Exploring the Intersection between Neural Architecture Search and Continual Learning
Mohamed Shahawy, Elhadj Benkhelifa, David White
TL;DR
The paper addresses the need for autonomous, continually adaptive neural systems by formalizing the convergence of Neural Architecture Search (NAS) and Continual Learning (CL) into the Continually-Adaptive Neural Networks (CANNs) paradigm. It provides a structured review of CL and NAS, introducing a taxonomy of memory-based CL approaches, NAS search spaces, algorithms, and evaluation strategies, and then articulates a cohesive CANN framework with data automation and model plasticity.

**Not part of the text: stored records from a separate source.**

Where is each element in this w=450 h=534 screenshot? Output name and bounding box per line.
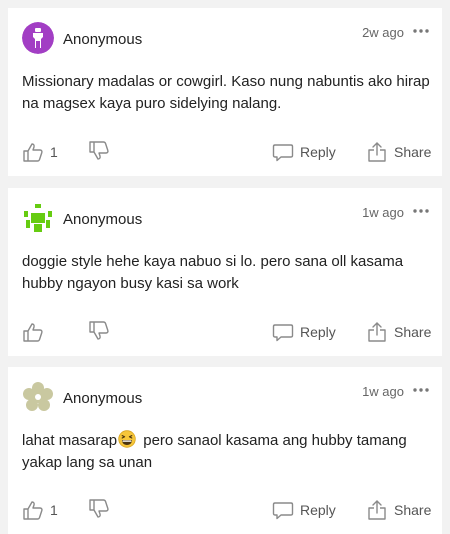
thumbs-up-icon [23,143,43,162]
reply-label: Reply [300,502,336,518]
like-button[interactable]: 1 [22,498,58,522]
comment-text: lahat masarap pero sanaol kasama ang hub… [22,430,432,474]
more-options-icon[interactable] [412,24,430,38]
share-label: Share [394,324,432,340]
speech-bubble-icon [272,324,294,342]
reply-button[interactable]: Reply [272,320,336,344]
share-icon [368,322,386,342]
comment-actions: Reply Share [8,320,442,344]
timestamp: 1w ago [362,205,404,220]
olive-flower-avatar-icon [22,381,54,413]
speech-bubble-icon [272,502,294,520]
comment-text: Missionary madalas or cowgirl. Kaso nung… [22,73,430,112]
share-label: Share [394,144,432,160]
speech-bubble-icon [272,144,294,162]
more-options-icon[interactable] [412,383,430,397]
comment-feed: Anonymous 2w ago Missionary madalas or c… [0,0,450,534]
share-icon [368,500,386,520]
share-button[interactable]: Share [366,498,431,522]
thumbs-down-icon [89,321,109,340]
comment-text: doggie style hehe kaya nabuo si lo. pero… [22,253,404,292]
dislike-button[interactable] [88,140,110,164]
thumbs-down-icon [89,499,109,518]
comment-card: Anonymous 1w ago doggie style hehe kaya … [8,188,442,356]
author-name[interactable]: Anonymous [63,390,142,407]
dislike-button[interactable] [88,498,110,522]
green-invader-avatar-icon [22,202,54,234]
share-icon [368,142,386,162]
comment-text-part: lahat masarap [22,432,118,449]
like-count: 1 [50,144,58,160]
purple-vase-avatar-icon [22,22,54,54]
dislike-button[interactable] [88,320,110,344]
reply-label: Reply [300,324,336,340]
comment-actions: 1 Reply Share [8,140,442,164]
reply-button[interactable]: Reply [272,140,336,164]
like-button[interactable]: 1 [22,140,58,164]
avatar[interactable] [22,381,54,413]
author-name[interactable]: Anonymous [63,211,142,228]
thumbs-up-icon [23,323,43,342]
share-button[interactable]: Share [366,320,431,344]
grinning-squinting-face-emoji-icon [118,430,136,448]
reply-button[interactable]: Reply [272,498,336,522]
comment-card: Anonymous 1w ago lahat masarap pero sana… [8,367,442,534]
share-button[interactable]: Share [366,140,431,164]
reply-label: Reply [300,144,336,160]
avatar[interactable] [22,22,54,54]
comment-card: Anonymous 2w ago Missionary madalas or c… [8,8,442,176]
comment-actions: 1 Reply Share [8,498,442,522]
avatar[interactable] [22,202,54,234]
thumbs-up-icon [23,501,43,520]
like-button[interactable] [22,320,50,344]
like-count: 1 [50,502,58,518]
author-name[interactable]: Anonymous [63,31,142,48]
timestamp: 2w ago [362,25,404,40]
more-options-icon[interactable] [412,204,430,218]
thumbs-down-icon [89,141,109,160]
share-label: Share [394,502,432,518]
timestamp: 1w ago [362,384,404,399]
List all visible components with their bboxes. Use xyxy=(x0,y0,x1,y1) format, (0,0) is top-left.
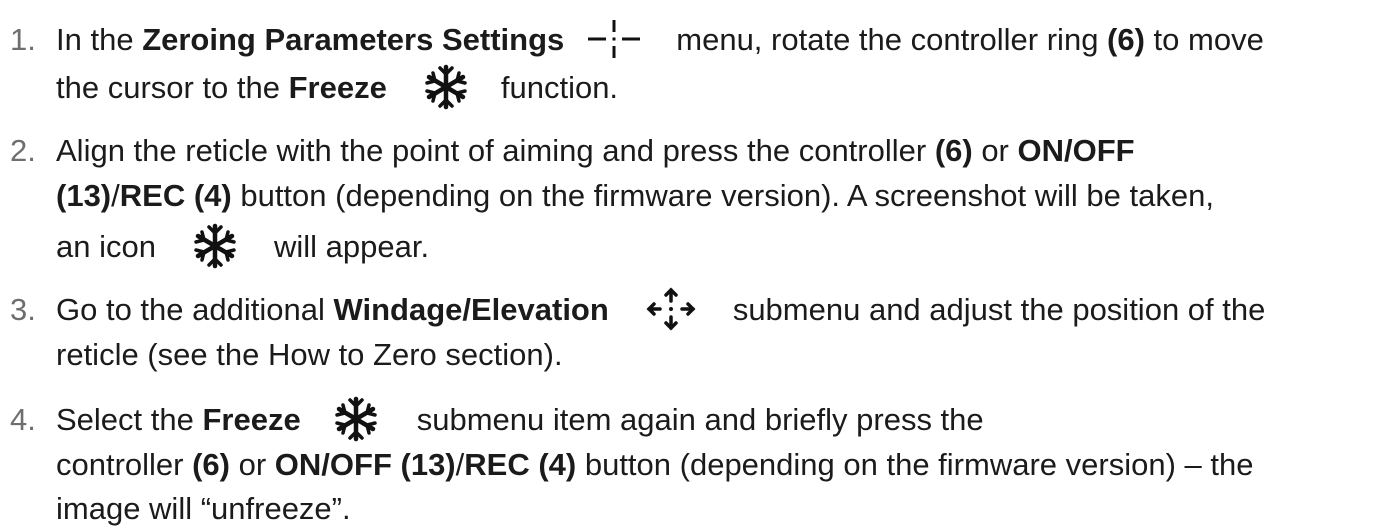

Key contributions include a formal definition of CANNs, a comprehensive synthesis of existing CL/NAS work, and a roadmap of desiderata and future directions to enable lifelong autonomous learning with bounded resources. The work highlights practical implications for edge devices and autonomous systems by outlining how end-to-end automation, domain-agnostic adaptation, and graceful forgetting can be achieved, potentially advancing toward more general AI capabilities. Overall, the paper sets a foundation for integrating continual adaptation into automated architecture design, identifying gaps and proposing actionable avenues for research and development.
Abstract
Despite the significant advances achieved in Artificial Neural Networks (ANNs), their design process remains notoriously tedious, depending primarily on intuition, experience and trial-and-error. This human-dependent process is often time-consuming and prone to errors. Furthermore, the models are generally bound to their training contexts, with no considerations to their surrounding environments. Continual adaptiveness and automation of neural networks is of paramount importance to several domains where model accessibility is limited after deployment (e.g IoT devices, self-driving vehicles, etc.). Additionally, even accessible models require frequent maintenance post-deployment to overcome issues such as Concept/Data Drift, which can be cumbersome and restrictive. By leveraging and combining approaches from Neural Architecture Search (NAS) and Continual Learning (CL), more robust and adaptive agents can be developed. This study conducts the first extensive review on the intersection between NAS and CL, formalizing the prospective Continually-Adaptive Neural Networks (CANNs) paradigm and outlining research directions for lifelong autonomous ANNs.